Fig. 6: Type II Zorya defense proteins interact with cardiolipin-rich lipid membranes.

a ZorA, ZorB, and ZorE were synthesized via the T7 transcriptional activation cascade (plasmid P70a-T7rnap, 0.15 nM, linear T7p14-zorA, T7p14-zorB, T7p14-zorC, 10 nM).
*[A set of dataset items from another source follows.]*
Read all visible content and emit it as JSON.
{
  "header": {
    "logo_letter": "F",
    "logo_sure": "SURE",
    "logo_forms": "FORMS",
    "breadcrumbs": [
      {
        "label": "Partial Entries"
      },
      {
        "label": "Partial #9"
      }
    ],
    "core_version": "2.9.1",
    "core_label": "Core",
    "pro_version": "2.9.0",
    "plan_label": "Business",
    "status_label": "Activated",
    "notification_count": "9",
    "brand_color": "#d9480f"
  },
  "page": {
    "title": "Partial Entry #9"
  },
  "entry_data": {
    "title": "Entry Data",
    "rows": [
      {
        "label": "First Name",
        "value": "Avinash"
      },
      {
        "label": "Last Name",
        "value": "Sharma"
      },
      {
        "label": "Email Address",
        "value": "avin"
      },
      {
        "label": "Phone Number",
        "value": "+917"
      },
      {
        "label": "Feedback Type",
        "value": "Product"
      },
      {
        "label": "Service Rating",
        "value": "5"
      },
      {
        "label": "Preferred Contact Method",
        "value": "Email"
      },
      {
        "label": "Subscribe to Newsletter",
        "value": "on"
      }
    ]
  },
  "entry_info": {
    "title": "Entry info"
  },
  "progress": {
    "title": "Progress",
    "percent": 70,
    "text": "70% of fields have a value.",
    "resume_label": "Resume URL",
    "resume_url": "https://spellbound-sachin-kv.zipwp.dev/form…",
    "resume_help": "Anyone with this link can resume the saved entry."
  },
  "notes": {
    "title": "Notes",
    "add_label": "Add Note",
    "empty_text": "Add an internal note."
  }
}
The TXTL reactions were immediately pushed into the QCMD modules with SLBs on the sensor. b Adsorption kinetics of the blank (P70a-T7rnap, 0.15 nM) and ZorA (P70a-T7rnap, 0.15 nM and T7p14-zorA, 10 nM) conditions with either a pure DOPE or DOPE + 5.1% CL SLBs. c The adsorption kinetics of the blank (P70a-T7rnap, 0.15 nM), ZorA alone (P70a-T7rnap, 0.15 nM and T7p14-zorA, 10 nM), ZorB alone (P70a-T7rnap, 0.15 nM and T7p14-zorB, 10 nM), and ZorA and ZorB together (P70a-T7rnap, 0.15 nM, T7p14-zorA, 10 nM and T7p14-zorB, 10 nM) with a DOPE + 6.7% CL SLB. d The frequency changes after 8 hours of TXTL incubation, for the cases described in c. The bar plot level and error bars represent the mean and standard deviation of at least 3 replicates. e The adsorption kinetics of the blank (P70a-T7rnap, 0.15 nM) and ZorE (P70a-T7rnap, 0.15 nM and T7p14-zorE, 10 nM) conditions with either a pure DOPC or pure DOPE SLBs. f The adsorption kinetics of the blank (P70a-T7rnap, 0.15 nM) and ZorE (P70a-T7rnap, 0.15 nM and T7p14-zorE, 10 nM) conditions with either a pure DOPE or DOPE + 6.7% CL SLBs. g The adsorption kinetics of the blank (P70a-T7rnap, 0.15 nM), ZorAB (P70a-T7rnap, 0.15 nM, T7p14-zorA, 10 nM, and T7p14-zorB, 10 nM), and ZorABE (P70a-T7rnap, 0.15 nM, T7p14-zorA, 10 nM, T7p14-zorB, 10 nM, and T7p14-zorE, 5 nM) conditions with a DOPE + 6.7% CL SLB. h An illustration of the hypothetical localization of the Zorya proteins in the host E. coli inner membrane. All Zorya proteins preferentially interact with the CL-rich polar regions of the inner membrane. In addition, ZorA likely has a weak interaction with the equatorial region of the inner membrane and ZorE likely has a reversible interaction with the equatorial region of the inner membrane.